6日、ボクシングのWBO世界フライ級王座決定戦が東京・後楽園ホールで行われ、同3位の中谷潤人(M.T)が同1位のジーメル・マグラモ(フィリピン)を8ラウンド2分10秒KO勝ちを収めた。中谷はデビュー21連勝。初の世界戦でベルトを巻いた。

 

 新型コロナウイルス感染拡大の影響で2度も流れた世界戦。ようやく実現した王座決定戦で、中谷が自らの拳でチャンピオンベルト勝ち取った。

 

 中谷は今年1月に前王者の田中恒成(畑中)が王座返上したことにより、ベルト挑戦のチャンスを掴んだ。当初の予定では4月の王座決定戦が8月に延び、その8月の試合が11月に延びた。2度の延期。7カ月遅れのタイトルマッチとなった。

 

 対戦相手のマグラモは通算戦績24勝1敗。20KOと80%のKO率を誇るハードパンチャーだ。試合は「1ラウンド目にいいパンチが入った」と振り返ったように、左ストレートをヒットさせた。その後もサウスポースタイルから長い手足でパンチを繰り出し、優位に運んだ。

 

 8ラウンドで決着がついた。このラウンドも優位に展開していた中谷が残り1分を切ったところで、攻勢を掛ける。左アッパーを被弾したマグラモは後退、追撃のパンチを浴びながらキャンバスに沈んだ。プロキャリアで初のダウン。カウントを9まで数えたレフェリーは試合を止めた。

 

「もうひとつ上のランクを目指したい。
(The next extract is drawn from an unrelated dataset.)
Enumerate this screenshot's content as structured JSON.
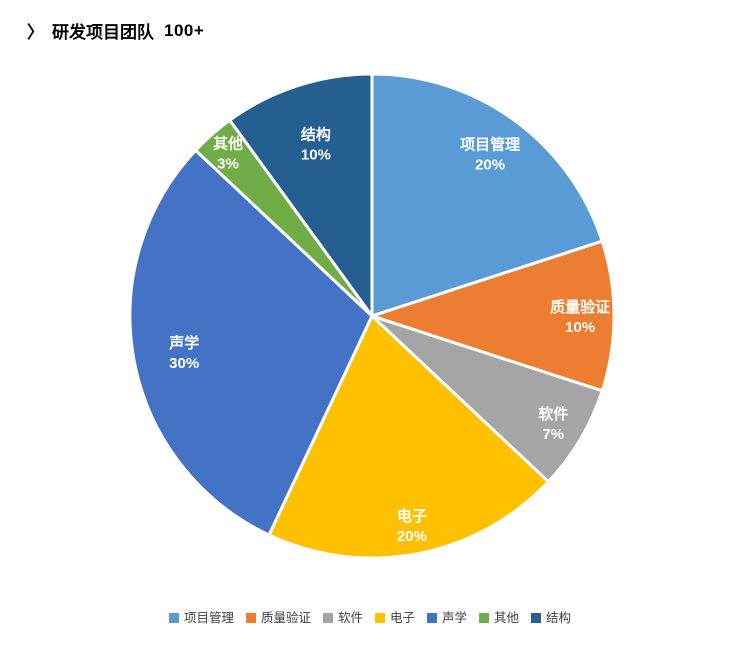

統一戦、防衛戦をクリアできるようにチャンピオンロードを歩んでいきたい」と中谷。現在、WBAは正規王者のアルテム・ダラキアン(ウクライナ)、暫定王者のルイス・コンセプシオン(パナマ)と2人のチャンピオンがいる。WBCはフリオ・セサール・マルティネス(メキシコ)、IBFはモルティ・ムザラネ(南アフリカ)。統一王者を目指す場合、この4人が中谷のライバルとなる。